“Eventually, I began to realize that the essential truth of our faith, the Good News – was not that we were suddenly made perfect and free from all danger of sin, but that the infinite source of God’s mercy and love had been opened to us in Christ.” (Irma Zaleski, LIVING THE JESUS PRAYER , p vi)
This is the fifth blog in this series exploring ideas about and images of salvation. The first blog is Images of Salvation and the previous blog is Images of Salvation (IV).
The Orthodox understanding of salvation is that God has been working it out over the long history of the world. Thus we celebrate many feast days in Orthodoxy each occurring at different times but each contributing to the beginning of salvation: Christ’s resurrection, His death, His birth, the birth of His mother, and so on through the men and women of the great genealogies found in the Gospel according to St. Matthew and St. Luke.
Likewise, the Christian understanding of salvation did not instantly emerge in one moment of time. Events unfolded, and it took time for believers to understand the events. The women disciples of the Lord and those of the Twelve who ran to look into the tomb of Christ, did not immediately understand the resurrection let alone its implications for the world. The empty tomb was not enough, requiring angels to explain it to the witnesses, and then their testimony was not enough to convince the other disciples.

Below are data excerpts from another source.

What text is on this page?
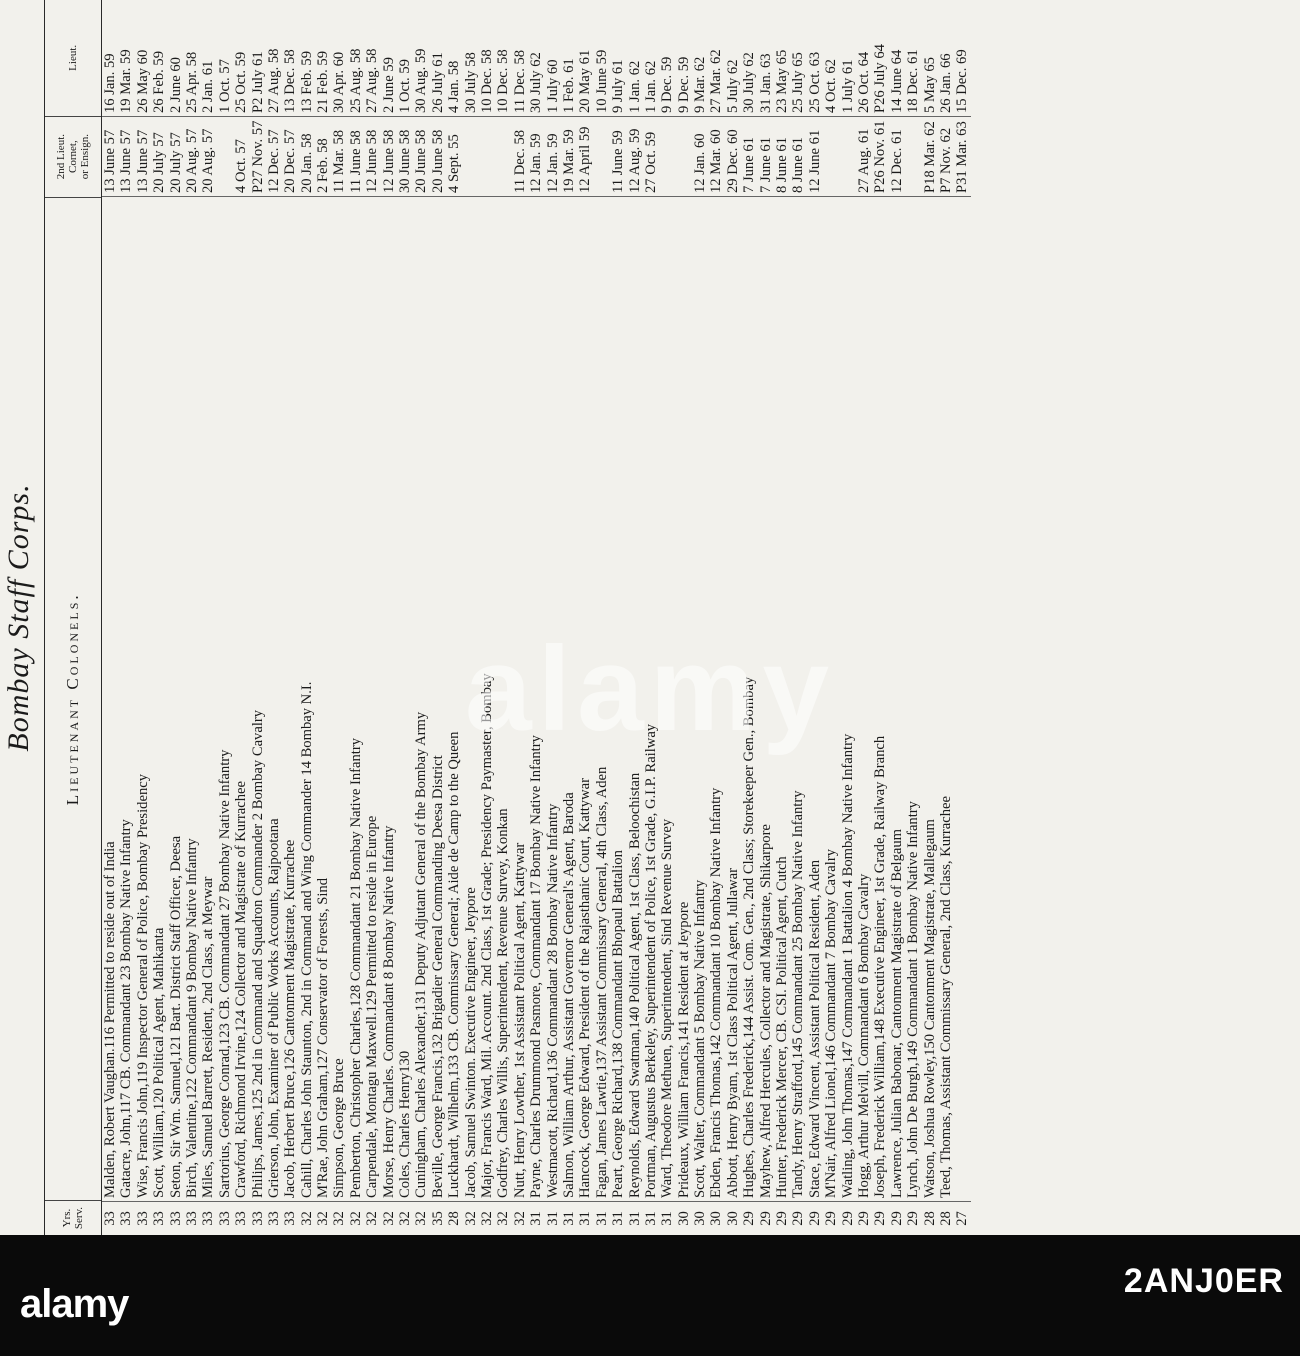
Bombay Staff Corps.
Yrs. Serv.
Lieutenant Colonels.
2nd Lieut. Cornet, or Ensign.
Lieut.
33
Malden, Robert Vaughan.116 Permitted to reside out of India
13 June 57
16 Jan. 59
33
Gatacre, John,117 CB. Commandant 23 Bombay Native Infantry
13 June 57
19 Mar. 59
33
Wise, Francis John,119 Inspector General of Police, Bombay Presidency
13 June 57
26 May 60
33
Scott, William,120 Political Agent, Mahikanta
20 July 57
26 Feb. 59
33
Seton, Sir Wm. Samuel,121 Bart. District Staff Officer, Deesa
20 July 57
2 June 60
33
Birch, Valentine,122 Commandant 9 Bombay Native Infantry
20 Aug. 57
25 Apr. 58
33
Miles, Samuel Barrett, Resident, 2nd Class, at Meywar
20 Aug. 57
2 Jan. 61
33
Sartorius, George Conrad,123 CB. Commandant 27 Bombay Native Infantry
1 Oct. 57
33
Crawford, Richmond Irvine,124 Collector and Magistrate of Kurrachee
4 Oct. 57
25 Oct. 59
33
Philips, James,125 2nd in Command and Squadron Commander 2 Bombay Cavalry
P27 Nov. 57
P2 July 61
33
Grierson, John, Examiner of Public Works Accounts, Rajpootana
12 Dec. 57
27 Aug. 58
33
Jacob, Herbert Bruce,126 Cantonment Magistrate, Kurrachee
20 Dec. 57
13 Dec. 58
32
Cahill, Charles John Staunton, 2nd in Command and Wing Commander 14 Bombay N.I.
20 Jan. 58
13 Feb. 59
32
M'Rae, John Graham,127 Conservator of Forests, Sind
2 Feb. 58
21 Feb. 59
32
Simpson, George Bruce
11 Mar. 58
30 Apr. 60
32
Pemberton, Christopher Charles,128 Commandant 21 Bombay Native Infantry
11 June 58
25 Aug. 58
32
Carpendale, Montagu Maxwell.129 Permitted to reside in Europe
12 June 58
27 Aug. 58
32
Morse, Henry Charles. Commandant 8 Bombay Native Infantry
12 June 58
2 June 59
32
Coles, Charles Henry130
30 June 58
1 Oct. 59
32
Cuningham, Charles Alexander,131 Deputy Adjutant General of the Bombay Army
20 June 58
30 Aug. 59
35
Beville, George Francis,132 Brigadier General Commanding Deesa District
20 June 58
26 July 61
28
Luckhardt, Wilhelm,133 CB. Commissary General; Aide de Camp to the Queen
4 Sept. 55
4 Jan. 58
32
Jacob, Samuel Swinton. Executive Engineer, Jeypore
30 July 58
32
Major, Francis Ward, Mil. Account. 2nd Class, 1st Grade; Presidency Paymaster, Bombay
10 Dec. 58
32
Godfrey, Charles Willis, Superintendent, Revenue Survey, Konkan
10 Dec. 58
32
Nutt, Henry Lowther, 1st Assistant Political Agent, Kattywar
11 Dec. 58
11 Dec. 58
31
Payne, Charles Drummond Pasmore, Commandant 17 Bombay Native Infantry
12 Jan. 59
30 July 62
31
Westmacott, Richard,136 Commandant 28 Bombay Native Infantry
12 Jan. 59
1 July 60
31
Salmon, William Arthur, Assistant Governor General's Agent, Baroda
19 Mar. 59
1 Feb. 61
31
Hancock, George Edward, President of the Rajasthanic Court, Kattywar
12 April 59
20 May 61
31
Fagan, James Lawtie,137 Assistant Commissary General, 4th Class, Aden
10 June 59
31
Peart, George Richard,138 Commandant Bhopaul Battalion
11 June 59
9 July 61
31
Reynolds, Edward Swatman,140 Political Agent, 1st Class, Beloochistan
12 Aug. 59
1 Jan. 62
31
Portman, Augustus Berkeley, Superintendent of Police, 1st Grade, G.I.P. Railway
27 Oct. 59
1 Jan. 62
31
Ward, Theodore Methuen, Superintendent, Sind Revenue Survey
9 Dec. 59
30
Prideaux, William Francis,141 Resident at Jeypore
9 Dec. 59
30
Scott, Walter, Commandant 5 Bombay Native Infantry
12 Jan. 60
9 Mar. 62
30
Ebden, Francis Thomas,142 Commandant 10 Bombay Native Infantry
12 Mar. 60
27 Mar. 62
30
Abbott, Henry Byam, 1st Class Political Agent, Jullawar
29 Dec. 60
5 July 62
29
Hughes, Charles Frederick,144 Assist. Com. Gen., 2nd Class; Storekeeper Gen., Bombay
7 June 61
30 July 62
29
Mayhew, Alfred Hercules, Collector and Magistrate, Shikarpore
7 June 61
31 Jan. 63
29
Hunter, Frederick Mercer, CB. CSI. Political Agent, Cutch
8 June 61
23 May 65
29
Tandy, Henry Strafford,145 Commandant 25 Bombay Native Infantry
8 June 61
25 July 65
29
Stace, Edward Vincent, Assistant Political Resident, Aden
12 June 61
25 Oct. 63
29
M'Nair, Alfred Lionel,146 Commandant 7 Bombay Cavalry
4 Oct. 62
29
Watling, John Thomas,147 Commandant 1 Battalion 4 Bombay Native Infantry
1 July 61
29
Hogg, Arthur Melvill, Commandant 6 Bombay Cavalry
27 Aug. 61
26 Oct. 64
29
Joseph, Frederick William,148 Executive Engineer, 1st Grade, Railway Branch
P26 Nov. 61
P26 July 64
29
Lawrence, Julian Babonar, Cantonment Magistrate of Belgaum
12 Dec. 61
14 June 64
29
Lynch, John De Burgh,149 Commandant 1 Bombay Native Infantry
18 Dec. 61
28
Watson, Joshua Rowley,150 Cantonment Magistrate, Mallegaum
P18 Mar. 62
5 May 65
28
Teed, Thomas, Assistant Commissary General, 2nd Class, Kurrachee
P7 Nov. 62
26 Jan. 66
27
P31 Mar. 63
15 Dec. 69
alamy
alamy
2ANJ0ER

The Acts of the Apostles and the New Testament Epistles show the early Christians wrestling with both the concept of salvation and its implications for life – both personal and communal. The cosmos was radically changed by the event of the resurrection, and yet the first Christians struggled with sin and death. They proclaimed the resurrection but soon faced the death of martyrdom. It took centuries to work out some of the most basic understanding of the implications of salvation in Jesus Christ. Even when they were sure of the terminology, the theological ramifications remained staggering and were much debated.
“The whole time he (St. Gregory Palamas, d. 1359AD) is defending communion with the living God as the only means of salvation for man, and combating the conception of salvation as an extrinsic justification which leaves man to live independently of God outside the ‘supernatural.’ That was not God’s plan for man, and it was not for that that the Son of God put on flesh and clothed himself in a nature altogether similar to our own; He ‘became man that we might become God.’” (John Meyendorff, A STUDY IN GREGORY PALAMAS, p 163)
The incarnation implied theosis – a partaking of and participation in the divine life (2 Peter 1:4). Patristic authors were more able to articulate the truth precisely than to explain it’s full meaning – an apophatic mystery in which we participated without being able to find an adequate language to explicate its every meaning.
“In his great work on the history of doctrine, [Dr. Jaroslav] Pelikan makes the point that, although the theology of the person of Christ (who Christ is in relation to God) received thorough doctrinal attention, the ‘meaning’ of the saving work of Christ (how we are saved in specific terms) never received similar doctrinal focus in the patristic period. One will not find an Eastern parallel to the West’s discussion about justification. The Greek Church fathers wrote about the meaning of salvation in a variety of ways, using multiple biblical and particularly Pauline terminology: new covenant, sanctification, new creation, transformation and glorification.” (Theodore Stylianopoulos, ENCOURAGED BY THE SCRIPTURES, pp 121-122)
There were images in which to convey the truth of salvation in Jesus Christ, theological metaphors and philosophical poetry to proclaim the truth while acknowledging the mystery and the inadequacy of human reason to fathom salvation..
“’A new heaven and a new earth’: man is not saved from the material world but with it. Because man is microcosm and mediator of the creation, his own salvation involves also the reconciliation and transfiguration of the whole animate and inanimate creation around him – its deliverance ‘from the bondage of corruption’ and entry ‘into the glorious liberty of the children of God’ (Rom. 8:21). In the ‘new earth’ of the Age to come there is surely a place not only for man but for the animals: in and through man, they too will share in immortality, and so will rocks, trees and plants, fire and water.” (Kallistos Ware, THE ORTHODOX WAY, p 183)

The physical is not opposed to the spiritual, but rather the secular is shown capable of bearing the sacred and of becoming holy. God incarnate. Humanity deified. Creation untied to Creator. Creator entering into creation. God creates that which is “not-god” and then God Himself enters into that which is “not god” and unites that which is “not god” to God. This is the salvation of the world.